Ex-tradeuse, ancienne footballeuse professionnelle, féministe, business woman. Les qualificatifs ne manquent pas pour décrire Miki Agrawal. À 37 ans, cette New-yorkaise pur jus passée par la Deutsche Bank et les terrains de foot est à la tête d'un des business les plus porteurs outre-Atlantique. Et aussi les plus engagés. Son crédo ? La création et la commercialisation de culottes spéciales menstruations, des "sous-vêtements qui ne fuient jamais, ne se tachent jamais, absorbent le sang et soutiennent les femmes tous les jours" . Une évidence, quand on sait que les femmes composent la moitié de l'humanité et que les tampons et les serviettes hygiéniques constituent un luxe pour celles vivant dans les pays en développement.
Briser le tabou autour des règles
C'est de cette prise de conscience qu'est né le concept de Thinx.
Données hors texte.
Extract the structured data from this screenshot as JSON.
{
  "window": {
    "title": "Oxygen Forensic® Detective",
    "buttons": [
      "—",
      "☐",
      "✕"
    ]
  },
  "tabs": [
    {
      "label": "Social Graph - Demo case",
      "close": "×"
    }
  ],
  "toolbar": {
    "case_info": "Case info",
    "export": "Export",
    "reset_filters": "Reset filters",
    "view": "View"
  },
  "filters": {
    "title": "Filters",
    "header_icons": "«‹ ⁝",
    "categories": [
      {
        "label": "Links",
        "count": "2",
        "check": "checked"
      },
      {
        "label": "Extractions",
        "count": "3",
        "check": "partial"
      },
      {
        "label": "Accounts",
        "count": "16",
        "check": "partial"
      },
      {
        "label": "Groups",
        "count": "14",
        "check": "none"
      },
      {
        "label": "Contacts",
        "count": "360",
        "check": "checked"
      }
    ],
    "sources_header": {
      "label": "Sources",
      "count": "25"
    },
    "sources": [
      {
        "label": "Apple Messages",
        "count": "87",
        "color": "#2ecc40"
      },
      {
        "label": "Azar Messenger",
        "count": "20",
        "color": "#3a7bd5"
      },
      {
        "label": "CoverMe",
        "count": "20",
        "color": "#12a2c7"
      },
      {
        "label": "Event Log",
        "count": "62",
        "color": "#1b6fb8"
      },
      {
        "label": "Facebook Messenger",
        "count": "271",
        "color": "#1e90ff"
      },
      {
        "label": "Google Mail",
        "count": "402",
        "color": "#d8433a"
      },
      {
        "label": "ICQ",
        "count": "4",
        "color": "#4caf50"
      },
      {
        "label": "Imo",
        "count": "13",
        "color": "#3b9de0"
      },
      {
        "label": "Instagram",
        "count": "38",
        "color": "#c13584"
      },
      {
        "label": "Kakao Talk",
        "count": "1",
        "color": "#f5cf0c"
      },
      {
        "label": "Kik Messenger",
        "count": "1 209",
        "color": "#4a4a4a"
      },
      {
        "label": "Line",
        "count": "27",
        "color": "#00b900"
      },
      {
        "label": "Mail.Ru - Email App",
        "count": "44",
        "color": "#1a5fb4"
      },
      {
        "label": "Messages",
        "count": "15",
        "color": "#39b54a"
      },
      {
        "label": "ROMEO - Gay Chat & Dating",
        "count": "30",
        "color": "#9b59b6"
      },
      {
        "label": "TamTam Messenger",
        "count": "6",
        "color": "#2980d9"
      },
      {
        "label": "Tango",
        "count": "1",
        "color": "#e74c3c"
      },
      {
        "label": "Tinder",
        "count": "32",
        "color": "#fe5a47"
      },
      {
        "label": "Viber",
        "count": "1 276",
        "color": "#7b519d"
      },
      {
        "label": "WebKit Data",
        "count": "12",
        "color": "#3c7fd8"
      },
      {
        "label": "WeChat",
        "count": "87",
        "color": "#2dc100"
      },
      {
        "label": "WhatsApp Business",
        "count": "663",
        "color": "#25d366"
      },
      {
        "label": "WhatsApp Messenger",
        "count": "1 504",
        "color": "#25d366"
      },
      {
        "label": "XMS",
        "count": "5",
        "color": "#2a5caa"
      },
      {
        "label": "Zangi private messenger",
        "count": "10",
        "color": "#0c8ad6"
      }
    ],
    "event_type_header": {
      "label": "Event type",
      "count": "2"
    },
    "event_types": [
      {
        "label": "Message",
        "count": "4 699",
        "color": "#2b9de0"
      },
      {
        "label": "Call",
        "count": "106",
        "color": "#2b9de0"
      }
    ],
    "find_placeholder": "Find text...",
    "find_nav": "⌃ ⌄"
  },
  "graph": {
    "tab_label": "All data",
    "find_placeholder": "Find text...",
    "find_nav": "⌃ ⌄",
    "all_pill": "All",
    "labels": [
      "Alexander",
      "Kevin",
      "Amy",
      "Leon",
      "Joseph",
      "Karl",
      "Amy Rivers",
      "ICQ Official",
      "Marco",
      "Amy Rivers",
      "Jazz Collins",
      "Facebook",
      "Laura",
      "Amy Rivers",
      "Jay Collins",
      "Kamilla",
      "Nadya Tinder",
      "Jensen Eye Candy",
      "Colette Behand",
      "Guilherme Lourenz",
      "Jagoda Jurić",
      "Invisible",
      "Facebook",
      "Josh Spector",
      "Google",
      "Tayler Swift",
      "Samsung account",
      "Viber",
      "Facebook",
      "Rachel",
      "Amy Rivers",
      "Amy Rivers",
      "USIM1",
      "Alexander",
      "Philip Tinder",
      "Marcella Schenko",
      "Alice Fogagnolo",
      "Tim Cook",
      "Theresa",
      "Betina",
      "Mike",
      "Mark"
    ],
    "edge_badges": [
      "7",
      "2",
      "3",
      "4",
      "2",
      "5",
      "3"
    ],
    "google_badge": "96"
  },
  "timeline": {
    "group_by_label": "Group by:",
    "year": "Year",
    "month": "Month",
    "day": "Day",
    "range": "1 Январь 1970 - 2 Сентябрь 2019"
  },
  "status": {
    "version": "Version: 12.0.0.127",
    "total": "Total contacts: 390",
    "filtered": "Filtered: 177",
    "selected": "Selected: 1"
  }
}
En 2010, alors qu'elle se trouve à Johannesburg pour la Coupe du monde de football, Miki rencontre une jeune fille qui lui explique ne pas aller à l'école pendant "sa semaine de honte". "Cette phrase a changé ma vie, raconte Miki Agrawal à Hélène Coutard, journaliste pour le magazine Society. Je lui ai demandé de quoi elle parlait, et elle m'a expliqué que quand elle avait ses règles, elle restait chez elle. Elle avait essayé de se servir de feuilles, de bouts de matelas, de sacs plastique, rien ne marchait. Alors elle a juste arrêté d'aller à l'école cette semaine-là. Quand je suis rentrée, j'ai fait des recherches et j'ai réalisé qu'il y avait un énorme problème dans les pays en voie de développement : plus de 100 millions d'Africaines sèchent les cours quand elles ont leurs règles, et un million d'entre elles abandonnent tout simplement."
L'année suivante, Mili Agrawal saute le pays et lance Thinx, la première marque de sous-vêtements en microfibres absorbant le flux menstruel des femmes. Aussi évident et novateur soit-il, le concept porté par Miki Agrawal peine dans un premier temps à convaincre les investisseurs - majoritairement des hommes-, pas franchement emballés au premier abord à l'idée de financer un business dédié aux règles. L'entrepreneuse décide alors de leur "parler chiffres" pour les convaincre. Et ça marche : Thinx réussit à lever 65 000 dollars sur Kickstarter.
Les investisseurs ont eu raison de placer leur confiance dans Thinx. Entre 2014 et 2015, l'entreprise dirigée par Miki Agrawal a réalisé un chiffre d'affaires de 3 000%. Aux locaux à la cool que possède l'entreprise à Williamsburg, Brooklyn, s'ajoutera prochainement un grand entrepôt européen pour satisfaire la demande croissante et réduire les délais de livraison.
La business woman a même gagné son bras de fer contre la Metropolitan Transportation Authority (MTA), qui refusait que Thinx emploie le mot "règles" dans son slogan et s'était opposée à l'affichage publicitaire de la marque dans les couloirs du métro new-yorkais. "C'est dingue que l'on ait encore honte de quelque chose qui crée la vie", s'indigne Miki.
Branchée et haut-de-gamme, Thinx promet de révolutionner nos cycles, mais aussi de dédramatiser les règles, encore taboues dans de nombreuses cultures, à commencer par la nôtre, qui veut bien voir des femmes poser en petite culotte, tant que celle-ci n'est pas tachée de sang.
Soutenue par les médias, la campagne Thinx a fini par remporter la bataille contre les bien-pensants. Son combat désormais : donner plus de pouvoir aux femmes en leur donnant la possibilité de faire du sport, travailler, bref, continuer à vivre, même pendant leurs règles. "Grâce à la vente de culottes Thinx, on finance AFRIpads [une entreprise qui fabrique des serviettes hygiéniques réutilisables à bas prix en Ouganda, ndlr], ce qui leur permet d'évoluer, d'engager des femmes locales, de créer un business durable dans la région afin de pouvoir baisser le prix pour l'utilisateur final : les femmes. Aujourd'hui, je veux améliorer l'expérience des femmes dans le monde occidental, tout en offrant des droits à celles des pays en voie de développement."